Guest writer:
After a career in the hurly burly of news-reporting and feature-writing as a staff and freelance journalist for Australia's major national media, Liz Johnston has gone to the beach. Her office now is a sunny room overlooking the Point Lookout Lighthouse reserve off Brisbane on North Stradbroke Island. She still writes for national media and is an occasional speechwriter for Queensland Premier Peter Beattie. Her screen-saver constantly reminds her which assignments she should accept. It says Only Fun Stuff.
 
 
Research team:
Professor Graeme Turner, Dr Frances Bonner
Funding:
Faculty of Arts ($120,000 pa for five years)
Vice-Chancellor's Strategic Development Fund ($100,000 for five years)
UQ Postdoctoral Research Fellowship ($60,000 for three years)
Email/Web link:
graeme.turner@mailbox.uq.edu.au
f.bonner@mailbox.uq.edu.au

www.arts.uq.edu.au/cccs/
Faculty of Arts
Watching endless episodes of television game shows and gardening shows might be regarded as a challenge by those who fancy themselves as being of lively intellect with highly developed critical faculties

To a casual viewer there is rarely anything new in globally-formatted television shows, regardless of where they are made and for what national audiences

Nevertheless, after a lot of viewing ("far more than I would wish") University of Queensland researcher Dr Frances Bonner has spotted some telling national differences along with the similarities.

"They are very revealing of national identity and the limitations of globalisation," she says.

"There is certainly more to them than meets the eye of the casual viewer."

For instance, the show called Who Wants to be a Millionaire? is seen in much the same format in the UK, Australia and the US. Yet there are differences in the hosts, who are always male, that reveal national idiosyncrasies.

In sports-mad Australia, host Eddie McGuire is from a sporting background, a very blokish kind of a bloke. In the UK, Chris Tarrant was a radio DJ. He's somewhat laddish and is also older than Australia's McGuire. In the US, Regis Philbin is more paternal.

"Looking at national variations in these sorts of shows helps tell us about the differences between cultures at a time when we're being told television is operating to eradicate the differences," Dr Bonner says.

Dr Bonner, a lecturer in Communication and Cultural Studies in the Department of English, is the first visiting fellow at The University of Queensland's new Centre for Critical and Cultural Studies (CCCS).

The Centre will focus on television research in its first year. Dr Bonner is writing a book called For Ordinary TV that will look at lifestyle shows.

The Centre's Director Professor Graeme Turner describes her field of study as "the stuff of everyday television".

Professor Turner says Dr Bonner's work will redress the past focus of television studies on news, current affairs and drama.

"She will do this by looking at the more everyday genres of television which nevertheless must play their part in our lives," he said.

"Understanding how this material interacts with our experience of everyday life is performing important basic research. This will be an important book published by a major international publisher by an excellent local researcher."

Professor Turner says television is "probably the major means through which contemporary societies develop their values, their identities and their cultures. With the introduction of new technologies to compete with television, and with the possibility that broadcast television is losing its commercial power, now is a good time to consider the place of television within contemporary western cultures."

The establishment of the CCCS has been a long-term project for Professor Turner and others at The University of Queensland.

But companies funding university studies want products not knowledge, something of an irony in the new knowledge economy.

"In a culture where business does not give back to the community, where it just sees its responsibility as being to shareholders, it's very hard to convince them to put money into something that's seen simply as academic," Professor Turner says.

"For example, media proprietors are not going to give money to people who will be among their fiercest critics. The last thing they want to do is to fund a new generation of people criticising what they do.

"So there's virtually no way you can get the level of funding that you need to mount a centre like this.

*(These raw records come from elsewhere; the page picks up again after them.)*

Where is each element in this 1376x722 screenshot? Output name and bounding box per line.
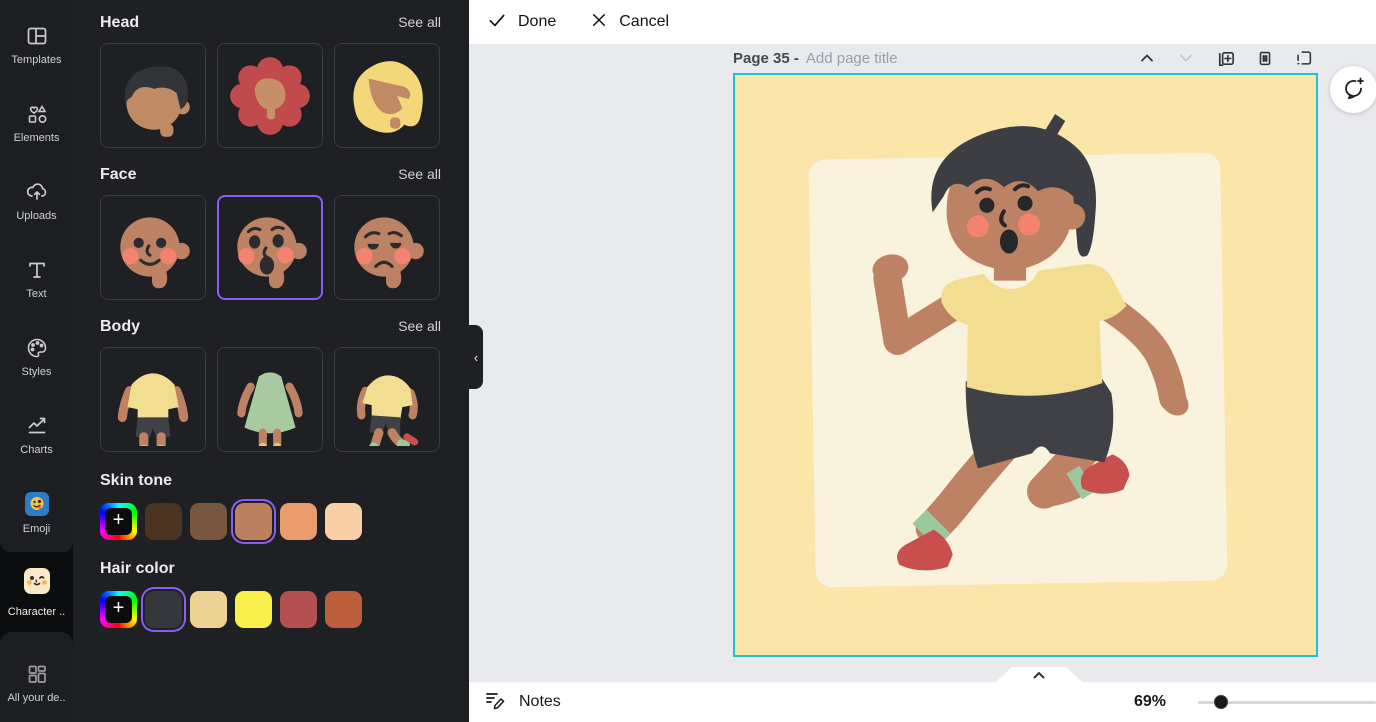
- emoji-app-icon: [24, 491, 50, 517]
- section-title-hair-color: Hair color: [100, 560, 441, 578]
- sidebar-item-text[interactable]: Text: [0, 240, 73, 318]
- body-option-tshirt-walking[interactable]: [334, 347, 440, 452]
- show-pages-tab[interactable]: [996, 667, 1082, 682]
- add-page-button[interactable]: [1294, 48, 1314, 68]
- notes-icon: [483, 688, 507, 717]
- sidebar-item-label: Emoji: [23, 523, 51, 535]
- add-skin-tone-button[interactable]: +: [100, 503, 137, 540]
- hair-color-swatch[interactable]: [325, 591, 362, 628]
- sidebar-item-label: Elements: [14, 132, 60, 144]
- upload-cloud-icon: [25, 180, 49, 204]
- sidebar-item-charts[interactable]: Charts: [0, 396, 73, 474]
- skin-tone-swatches: +: [100, 503, 441, 540]
- chevron-up-icon: [1032, 670, 1046, 680]
- see-all-face-link[interactable]: See all: [398, 166, 441, 182]
- running-boy-illustration[interactable]: [780, 90, 1262, 640]
- move-page-up-button[interactable]: [1137, 48, 1157, 68]
- sidebar-item-label: Character ..: [8, 606, 65, 618]
- face-option-sad[interactable]: [334, 195, 440, 300]
- see-all-head-link[interactable]: See all: [398, 14, 441, 30]
- hair-color-swatch[interactable]: [235, 591, 272, 628]
- bottom-bar: Notes 69%: [469, 682, 1376, 722]
- skin-tone-swatch[interactable]: [190, 503, 227, 540]
- duplicate-page-button[interactable]: [1215, 48, 1236, 69]
- sidebar-item-all-your-designs[interactable]: All your de..: [0, 644, 73, 722]
- see-all-body-link[interactable]: See all: [398, 318, 441, 334]
- close-icon: [590, 11, 608, 34]
- head-option-red-curly[interactable]: [217, 43, 323, 148]
- hair-color-swatch-selected[interactable]: [145, 591, 182, 628]
- head-options: [100, 43, 441, 148]
- head-option-dark-hair[interactable]: [100, 43, 206, 148]
- section-title-head: Head: [100, 14, 139, 32]
- sidebar-item-label: Uploads: [16, 210, 56, 222]
- face-option-happy[interactable]: [100, 195, 206, 300]
- notes-button[interactable]: Notes: [483, 688, 561, 717]
- page-actions: [1137, 44, 1314, 72]
- comment-fab-button[interactable]: [1330, 66, 1376, 113]
- designs-grid-icon: [25, 662, 49, 686]
- app-sidebar: Templates Elements Uploads Text: [0, 0, 73, 722]
- cancel-button[interactable]: Cancel: [590, 11, 669, 34]
- section-title-skin-tone: Skin tone: [100, 472, 441, 490]
- zoom-level-label: 69%: [1134, 693, 1166, 711]
- face-option-surprised-selected[interactable]: [217, 195, 323, 300]
- page-title-input[interactable]: Add page title: [806, 50, 898, 67]
- sidebar-group-main: Templates Elements Uploads Text: [0, 0, 73, 553]
- palette-icon: [25, 336, 49, 360]
- section-title-face: Face: [100, 166, 136, 184]
- canvas-page-selected[interactable]: [733, 73, 1318, 657]
- add-hair-color-button[interactable]: +: [100, 591, 137, 628]
- sidebar-item-styles[interactable]: Styles: [0, 318, 73, 396]
- sidebar-item-label: Styles: [22, 366, 52, 378]
- move-page-down-button[interactable]: [1176, 48, 1196, 68]
- sidebar-item-label: All your de..: [7, 692, 65, 704]
- app-window: Templates Elements Uploads Text: [0, 0, 1376, 722]
- sidebar-item-character-builder[interactable]: Character ..: [0, 552, 73, 632]
- done-button[interactable]: Done: [487, 10, 556, 35]
- chevron-left-icon: ‹: [474, 350, 478, 365]
- line-chart-icon: [25, 414, 49, 438]
- zoom-slider-thumb[interactable]: [1214, 695, 1228, 709]
- collapse-panel-handle[interactable]: ‹: [469, 325, 483, 389]
- page-number-label: Page 35 -: [733, 50, 799, 67]
- character-settings-panel: Head See all Face See all: [73, 0, 469, 722]
- body-option-tshirt-standing[interactable]: [100, 347, 206, 452]
- body-option-green-dress[interactable]: [217, 347, 323, 452]
- skin-tone-swatch[interactable]: [325, 503, 362, 540]
- page-header: Page 35 - Add page title: [469, 44, 1376, 72]
- elements-icon: [25, 102, 49, 126]
- body-options: [100, 347, 441, 452]
- character-builder-icon: [23, 567, 51, 600]
- zoom-slider[interactable]: [1198, 682, 1376, 722]
- hair-color-swatch[interactable]: [190, 591, 227, 628]
- sidebar-item-label: Charts: [20, 444, 52, 456]
- delete-page-button[interactable]: [1255, 48, 1275, 68]
- comment-plus-icon: [1341, 75, 1367, 104]
- sidebar-item-uploads[interactable]: Uploads: [0, 162, 73, 240]
- hair-color-swatch[interactable]: [280, 591, 317, 628]
- editor-workspace: Done Cancel Page 35 - Add page title: [469, 0, 1376, 722]
- skin-tone-swatch[interactable]: [280, 503, 317, 540]
- sidebar-item-label: Text: [26, 288, 46, 300]
- check-icon: [487, 10, 507, 35]
- templates-icon: [25, 24, 49, 48]
- sidebar-item-label: Templates: [11, 54, 61, 66]
- hair-color-swatches: +: [100, 591, 441, 628]
- sidebar-item-templates[interactable]: Templates: [0, 6, 73, 84]
- skin-tone-swatch-selected[interactable]: [235, 503, 272, 540]
- sidebar-item-emoji[interactable]: Emoji: [0, 474, 73, 552]
- face-options: [100, 195, 441, 300]
- section-title-body: Body: [100, 318, 140, 336]
- text-icon: [25, 258, 49, 282]
- head-option-blonde[interactable]: [334, 43, 440, 148]
- sidebar-group-bottom: All your de..: [0, 632, 73, 722]
- skin-tone-swatch[interactable]: [145, 503, 182, 540]
- editor-topbar: Done Cancel: [469, 0, 1376, 44]
- sidebar-item-elements[interactable]: Elements: [0, 84, 73, 162]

You'd need an injection of capital and then to work off the interest. You're looking at a budget of $200,000 to $3 million and that's a lot of capital to make it work. It happens in America but they have a different philanthropic culture. The circuit-breaker for us was the Vice-Chancellor who agreed to help the Arts Faculty fund a research centre in the area of cultural studies. A research grant doesn't give operating funds and that's what I've got from the University."

The CCCS will second staff for short periods to research and complete projects.

"It was always my idea from years ago when we started to talk about it, that it would be a place where Faculty people could work," Professor Turner says.

"Similarly, people from overseas can be brought in from time to time. There's a visiting fellows program which has these two arms."

Professor Turner says overseas fellows will have to work very hard in a short space of time.

"Bringing people from overseas costs a fortune and keeping them here for a long time costs you even more," he says.

In the meantime, Dr Bonner has a lot of ordinary television to watch.